Come abbiamo fatto nel mettere insieme Pasolini e Moretti, faremo oggi con Peter del Monte e
Valerio Mieri che individuano alcuni aspetti importanti, come la malattia d’amore è un qualcosa
inteso come una mancanza, questa mancanza la si vede in “Compagne di viaggio” film di Peter del
Monte tra una ragazza e un uomo anziano, amore basato sulla compagnia, nostalgia di una
relazione pura e profonda; Nella prima parte della sequenza vediamo che Asia Argento fa zapping
sulla tv, fino ad arrivare al volto di una donna che guarda verso l’alto e proclama una sorta di
promessa, quella donna è Ingrid Bergman e quel film è “Stromboli” di Roberto Rossellini uno dei
capolavori del cinema mondiale, Asia Argento in qualche modo vuole rafforzare il contatto con lei.
Valerio Mieri con “Ricordi?” straordinario dal punto di vista del montaggio, film fatto di flashback
e il montaggio non fa altro che inserire questi ricordi, belli, brutti, sfocati, una scena del film il
protagonista ricorda in modo nostalgico il suo primo amore vero, il luogo più presente all’interno
di questa sequenza è una sorta di balcone mediterraneo, dove i due si conoscono la prima volta, è
un luogo di fantasmi poiché lo vediamo vuoto nel presente e riempito di persone e luci nel
passato, il montaggio costruisce una sorta di dimensione onirica di una memoria, ma che non fa
altro che sovrapporsi tra passato e futuro, il sogno e la visionarietà sono ciò a cui ci si aggrappa per
ricostruire un rapporto d’amore.
La penultima pagina del saggio di Roberto de Gaetano parla della conclusione del lemma amore.

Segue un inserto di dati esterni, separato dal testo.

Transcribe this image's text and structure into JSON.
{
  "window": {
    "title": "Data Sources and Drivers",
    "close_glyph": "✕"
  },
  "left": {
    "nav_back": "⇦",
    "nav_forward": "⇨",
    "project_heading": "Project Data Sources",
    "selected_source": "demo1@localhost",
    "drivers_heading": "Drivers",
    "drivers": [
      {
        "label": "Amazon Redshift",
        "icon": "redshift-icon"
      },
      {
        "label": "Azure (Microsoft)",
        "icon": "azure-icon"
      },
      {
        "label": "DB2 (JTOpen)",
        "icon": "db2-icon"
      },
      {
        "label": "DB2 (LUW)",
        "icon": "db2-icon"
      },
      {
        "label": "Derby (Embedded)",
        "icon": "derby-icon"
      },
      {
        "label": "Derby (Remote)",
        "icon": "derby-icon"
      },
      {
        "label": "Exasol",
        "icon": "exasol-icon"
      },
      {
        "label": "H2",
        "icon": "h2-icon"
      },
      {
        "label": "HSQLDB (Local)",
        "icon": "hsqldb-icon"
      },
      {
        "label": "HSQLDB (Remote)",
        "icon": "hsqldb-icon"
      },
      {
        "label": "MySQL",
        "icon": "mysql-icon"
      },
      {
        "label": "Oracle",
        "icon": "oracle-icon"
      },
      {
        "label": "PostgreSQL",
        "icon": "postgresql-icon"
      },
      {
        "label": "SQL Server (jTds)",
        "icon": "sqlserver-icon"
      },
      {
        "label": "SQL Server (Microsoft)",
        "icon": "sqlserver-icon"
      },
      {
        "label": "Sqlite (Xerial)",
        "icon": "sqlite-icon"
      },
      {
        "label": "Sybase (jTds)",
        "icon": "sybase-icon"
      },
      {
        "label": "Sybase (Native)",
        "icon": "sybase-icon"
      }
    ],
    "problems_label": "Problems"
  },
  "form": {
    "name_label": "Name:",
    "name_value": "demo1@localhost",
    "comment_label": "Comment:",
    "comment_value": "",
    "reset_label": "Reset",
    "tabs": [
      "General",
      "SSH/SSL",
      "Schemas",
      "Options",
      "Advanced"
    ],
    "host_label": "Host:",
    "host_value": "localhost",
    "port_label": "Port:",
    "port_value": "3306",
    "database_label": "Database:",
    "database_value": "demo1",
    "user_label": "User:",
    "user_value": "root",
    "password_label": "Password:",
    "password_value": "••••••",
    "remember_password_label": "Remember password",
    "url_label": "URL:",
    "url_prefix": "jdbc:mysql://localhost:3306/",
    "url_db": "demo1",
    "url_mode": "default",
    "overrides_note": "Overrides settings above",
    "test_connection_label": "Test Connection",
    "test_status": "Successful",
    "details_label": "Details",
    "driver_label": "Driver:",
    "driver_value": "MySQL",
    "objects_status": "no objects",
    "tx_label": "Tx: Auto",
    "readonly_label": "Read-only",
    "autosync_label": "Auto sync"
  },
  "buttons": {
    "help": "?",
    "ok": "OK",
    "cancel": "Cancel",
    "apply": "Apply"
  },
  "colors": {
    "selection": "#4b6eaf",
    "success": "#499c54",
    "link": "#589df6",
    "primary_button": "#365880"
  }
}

De Geatano parla della mancanza di una società stretta e di una società che sia un elite anche
come modelli di comportamento in cui il valore del due diventa un valore fondante della società,
tutto ciò manca al cinema del nostro paese, e a dominare è una sottospecie di scetticismo di
visione concreta e dentro le dinamiche della vita quotidiana in cui il rapporto d’amore è visto in
tutte le sue sfaccettature, comprese quelle negative.
Al tempo stesso il cinema è riuscito a raccontare storie d’amore che non si rifanno ad un modello
prescritto, ma che inventano forme proprie, si tratta di forme anche queste che nascono dalla
contemporaneità e dalla quotidianità.